When you look in Yarls Wood there is no white person in here, we are all Indian, Chinese and African. It is racism. They don’t want any people of colour in this country. There are white Zimbabweans who are claiming asylum but they can do it outside. We are treated as animals. One officer said to us they get £300 a week for each of us.

The people in the Mediterranean, we are like this. This is our ship, we are drowning. We don’t have life jackets, we need lifejackets. Our life jackets are you people out there. Please help us.

I have been in England 20 years, I paid my taxes, paid my NI. My back is hurt from lifting older people, working with disabled children. I worked with all my heart. There is one woman here who is 87 years old. An Indian woman. Would you do this to your Grandmother? She cant even walk. If there was a Yarls Wood in Africa it would be all over the news. But it is happening in England and so nobody knows about it. The laws in England remain the most barbaric in the EU.

Out there they don’t know about people in here. We left our family outside. Our children are outside, our husbands are outside. The young girls here just got married and they left their husbands outside. They are breaking up families.

It is like we are in prison, these women have never done anything wrong. We left torture, we ran from rape. Then you think you are running away England where you can be safe.
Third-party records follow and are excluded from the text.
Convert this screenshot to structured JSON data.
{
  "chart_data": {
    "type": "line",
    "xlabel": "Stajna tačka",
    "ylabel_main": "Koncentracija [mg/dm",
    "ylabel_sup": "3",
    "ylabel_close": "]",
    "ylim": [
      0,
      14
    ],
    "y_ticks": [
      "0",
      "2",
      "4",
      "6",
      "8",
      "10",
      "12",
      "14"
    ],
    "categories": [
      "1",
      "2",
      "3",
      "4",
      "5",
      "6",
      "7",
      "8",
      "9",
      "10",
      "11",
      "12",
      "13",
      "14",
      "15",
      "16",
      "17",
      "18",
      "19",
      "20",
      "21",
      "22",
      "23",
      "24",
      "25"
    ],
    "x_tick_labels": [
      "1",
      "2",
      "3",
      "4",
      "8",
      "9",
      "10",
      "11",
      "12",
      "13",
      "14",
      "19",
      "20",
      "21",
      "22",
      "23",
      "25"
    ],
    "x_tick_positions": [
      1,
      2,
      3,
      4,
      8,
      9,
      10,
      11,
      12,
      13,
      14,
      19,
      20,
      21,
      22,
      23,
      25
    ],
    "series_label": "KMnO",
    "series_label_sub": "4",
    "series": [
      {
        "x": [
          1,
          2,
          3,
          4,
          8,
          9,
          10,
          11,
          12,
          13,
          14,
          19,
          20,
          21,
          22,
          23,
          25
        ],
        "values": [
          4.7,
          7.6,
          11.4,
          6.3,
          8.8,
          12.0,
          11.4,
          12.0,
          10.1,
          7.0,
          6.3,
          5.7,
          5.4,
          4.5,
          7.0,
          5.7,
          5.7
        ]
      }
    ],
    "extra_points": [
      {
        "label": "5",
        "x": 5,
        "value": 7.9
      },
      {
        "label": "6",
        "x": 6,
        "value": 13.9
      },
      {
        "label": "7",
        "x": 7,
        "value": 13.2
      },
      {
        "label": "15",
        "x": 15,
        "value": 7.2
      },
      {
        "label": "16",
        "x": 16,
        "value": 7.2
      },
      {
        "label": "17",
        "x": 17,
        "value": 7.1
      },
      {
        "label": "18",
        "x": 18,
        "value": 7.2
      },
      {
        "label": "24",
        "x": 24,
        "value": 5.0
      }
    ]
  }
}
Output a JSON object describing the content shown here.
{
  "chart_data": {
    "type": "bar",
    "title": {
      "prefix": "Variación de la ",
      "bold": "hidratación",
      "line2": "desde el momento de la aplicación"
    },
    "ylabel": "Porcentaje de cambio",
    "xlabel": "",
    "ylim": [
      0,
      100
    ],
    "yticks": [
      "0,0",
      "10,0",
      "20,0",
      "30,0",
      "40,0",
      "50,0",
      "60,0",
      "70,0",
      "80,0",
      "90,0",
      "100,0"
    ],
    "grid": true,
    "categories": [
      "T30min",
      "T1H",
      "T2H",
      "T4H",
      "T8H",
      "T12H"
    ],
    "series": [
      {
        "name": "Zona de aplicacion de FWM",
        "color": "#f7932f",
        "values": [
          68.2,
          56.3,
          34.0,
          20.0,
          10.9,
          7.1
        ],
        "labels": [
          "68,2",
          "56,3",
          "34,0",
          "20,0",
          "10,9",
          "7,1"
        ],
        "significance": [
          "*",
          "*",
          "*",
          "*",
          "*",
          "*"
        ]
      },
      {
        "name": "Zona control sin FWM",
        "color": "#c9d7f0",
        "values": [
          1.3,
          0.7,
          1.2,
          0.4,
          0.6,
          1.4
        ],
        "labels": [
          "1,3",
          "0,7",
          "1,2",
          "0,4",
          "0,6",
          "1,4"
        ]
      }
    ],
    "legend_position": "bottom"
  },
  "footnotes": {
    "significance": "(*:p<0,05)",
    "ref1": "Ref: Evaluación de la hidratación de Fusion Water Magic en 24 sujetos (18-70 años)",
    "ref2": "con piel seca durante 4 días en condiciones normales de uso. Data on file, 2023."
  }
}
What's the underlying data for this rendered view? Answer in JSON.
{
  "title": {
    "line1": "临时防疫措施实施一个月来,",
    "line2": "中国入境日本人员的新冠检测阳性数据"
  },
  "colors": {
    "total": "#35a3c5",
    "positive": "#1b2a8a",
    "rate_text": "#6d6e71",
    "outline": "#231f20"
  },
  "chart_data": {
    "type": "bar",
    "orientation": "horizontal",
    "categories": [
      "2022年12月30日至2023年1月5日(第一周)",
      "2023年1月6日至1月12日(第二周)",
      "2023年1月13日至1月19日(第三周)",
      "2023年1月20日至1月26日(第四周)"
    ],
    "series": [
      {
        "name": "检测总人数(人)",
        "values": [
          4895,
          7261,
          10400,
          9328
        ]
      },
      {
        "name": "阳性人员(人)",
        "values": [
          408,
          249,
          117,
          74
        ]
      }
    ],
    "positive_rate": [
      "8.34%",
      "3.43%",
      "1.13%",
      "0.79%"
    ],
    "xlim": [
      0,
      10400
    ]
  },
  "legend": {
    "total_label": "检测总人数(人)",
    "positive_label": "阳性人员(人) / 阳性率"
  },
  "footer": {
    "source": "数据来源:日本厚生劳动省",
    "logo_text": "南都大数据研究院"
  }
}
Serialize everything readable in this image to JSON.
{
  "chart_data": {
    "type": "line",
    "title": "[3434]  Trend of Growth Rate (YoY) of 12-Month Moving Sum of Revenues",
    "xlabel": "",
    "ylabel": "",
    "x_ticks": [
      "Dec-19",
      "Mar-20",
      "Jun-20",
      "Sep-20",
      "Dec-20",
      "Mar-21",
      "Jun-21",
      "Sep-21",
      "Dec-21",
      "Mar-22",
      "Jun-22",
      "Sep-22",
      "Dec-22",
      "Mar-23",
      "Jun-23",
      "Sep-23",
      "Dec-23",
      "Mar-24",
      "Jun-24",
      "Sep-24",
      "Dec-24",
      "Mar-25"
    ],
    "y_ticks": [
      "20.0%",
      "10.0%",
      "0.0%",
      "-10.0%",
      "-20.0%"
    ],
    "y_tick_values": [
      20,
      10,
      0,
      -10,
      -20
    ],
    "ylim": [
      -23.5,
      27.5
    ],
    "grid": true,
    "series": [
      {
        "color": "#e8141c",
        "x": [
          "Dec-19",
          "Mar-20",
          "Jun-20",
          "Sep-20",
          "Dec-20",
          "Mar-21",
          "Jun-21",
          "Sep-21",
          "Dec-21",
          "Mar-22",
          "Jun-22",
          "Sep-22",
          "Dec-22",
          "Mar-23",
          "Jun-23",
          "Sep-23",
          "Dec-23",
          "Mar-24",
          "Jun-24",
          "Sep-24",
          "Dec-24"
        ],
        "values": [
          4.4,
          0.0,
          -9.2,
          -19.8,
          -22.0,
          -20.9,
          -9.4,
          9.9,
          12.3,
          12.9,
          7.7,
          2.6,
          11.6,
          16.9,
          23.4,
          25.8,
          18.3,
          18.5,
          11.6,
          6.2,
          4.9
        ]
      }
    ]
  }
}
We really need help in here. this places needs to be shut down. They are depriving us of our liberty. We came to England to be safe. Hearing that if you come to England you will be safe. You are running away from murders and torture, some people have had all their families murdered.

We are not terrorists. We are not harming anyone. There are people who have been killing people who are given bail. We haven’t hurt anyone. They lie, they say you are a threat to society. I am not a killer. Where are we to turn to for help? The whole world needs to know. Tell the BBC. They call it ‘Notorious Yarls Wood’, and it is notorious.

Please help us, they are just taking us and throwing us in the planes.

The detainees, we saved his life.

See last week he smashed one of the classrooms, the person who tried to kill himself today. In the ESOL class he smashed the class up last week. 

You know the funny thing is there should always be officers here – there should always be an officer at the desk on the first floor, and on the ground floor where we have breakfast. There should be someone there too. If they were in their posts they would have seen the man, they would have seen him hanging there. 

They don’t even say thank you. The detainees, we saved his life. The officers, they show no remorse. 

The manager of activities just saw the camera footage and she was surprised he didn’t break his neck. Thats when she said thank you – you’ve done a good job. She said he was the same person that smashed up the classroom last week.

None of them care what happened. They haven’t asked us any questions about it. No questions asked.

I hope people find out what is going on in here you know. The tax payers need to know what is happening in these detention centres. It is so bad.